6) What percentage of National Counterterrorism Center’s, the Federal Bureau of Investigation’s, and the Department of Homeland Security’s counterterrorism professionals are currently teleworking as a result of the COVID-19 pandemic?
7) Do your agencies have a strategy for information sharing and coordination during times of a global or national crisis? If so, how has this strategy been employed during the COVID-19 crisis?
8) Has the 2018 National Strategy for Counterterrorism been updated or amended since the onset of the COVID-19 pandemic to address the limitations placed on counterterrorism professionals in the federal government during this period? If so, please provide our offices with a copy of the update or amendment.
9) What steps have the Office of the Director of National Intelligence and the National Counterterrorism Center taken to ensure that agencies in charge of terrorism prevention and response are coordinating their activities during this period of reduced capacity?
10) What terrorism preventative measures are in place that are specifically tailored to the COVID-19 pandemic?

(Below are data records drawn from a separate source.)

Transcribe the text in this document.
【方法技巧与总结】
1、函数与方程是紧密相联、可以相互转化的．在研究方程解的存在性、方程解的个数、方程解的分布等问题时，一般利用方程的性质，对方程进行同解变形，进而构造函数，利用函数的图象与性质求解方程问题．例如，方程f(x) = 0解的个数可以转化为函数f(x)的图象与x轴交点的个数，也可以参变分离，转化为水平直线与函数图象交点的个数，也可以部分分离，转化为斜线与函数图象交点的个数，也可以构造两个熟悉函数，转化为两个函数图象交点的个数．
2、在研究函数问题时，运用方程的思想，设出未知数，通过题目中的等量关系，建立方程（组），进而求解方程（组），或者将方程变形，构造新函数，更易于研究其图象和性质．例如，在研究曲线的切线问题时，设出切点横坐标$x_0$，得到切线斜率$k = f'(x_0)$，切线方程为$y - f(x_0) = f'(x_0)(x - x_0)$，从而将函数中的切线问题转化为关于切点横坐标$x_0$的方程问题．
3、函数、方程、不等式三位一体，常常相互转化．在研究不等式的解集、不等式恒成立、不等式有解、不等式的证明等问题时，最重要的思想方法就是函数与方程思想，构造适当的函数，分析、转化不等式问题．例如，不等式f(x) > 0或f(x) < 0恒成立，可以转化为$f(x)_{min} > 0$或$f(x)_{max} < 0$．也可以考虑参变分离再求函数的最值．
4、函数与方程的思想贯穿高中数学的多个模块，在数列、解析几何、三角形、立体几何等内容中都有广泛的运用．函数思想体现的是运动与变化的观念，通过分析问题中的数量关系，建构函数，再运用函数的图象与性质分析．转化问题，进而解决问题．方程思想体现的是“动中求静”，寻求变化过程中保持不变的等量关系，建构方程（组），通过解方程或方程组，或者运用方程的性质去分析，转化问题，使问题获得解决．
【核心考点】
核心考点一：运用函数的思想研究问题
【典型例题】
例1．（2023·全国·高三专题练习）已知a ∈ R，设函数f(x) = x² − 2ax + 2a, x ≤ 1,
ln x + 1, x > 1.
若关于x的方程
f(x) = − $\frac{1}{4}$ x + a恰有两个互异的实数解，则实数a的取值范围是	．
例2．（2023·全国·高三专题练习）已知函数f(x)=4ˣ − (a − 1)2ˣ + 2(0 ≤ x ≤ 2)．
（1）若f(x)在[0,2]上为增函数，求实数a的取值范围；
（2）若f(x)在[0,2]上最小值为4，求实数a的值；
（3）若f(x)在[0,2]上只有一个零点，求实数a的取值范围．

How are your agencies working both to offramp and intervene in terrorist recruitment and attack planning during the pandemic?
11) For Acting Secretary Wolf: What part of the Department of Homeland Security’s Terrorism Partnerships Prevention grants for Fiscal Year 2021 will specifically account for preventing terrorism in times of national or global crises?
12) For Director Wray, over the past six weeks, have the number of terrorism related Guardian, preliminary or full investigations initiated increased, decreased or remained the same?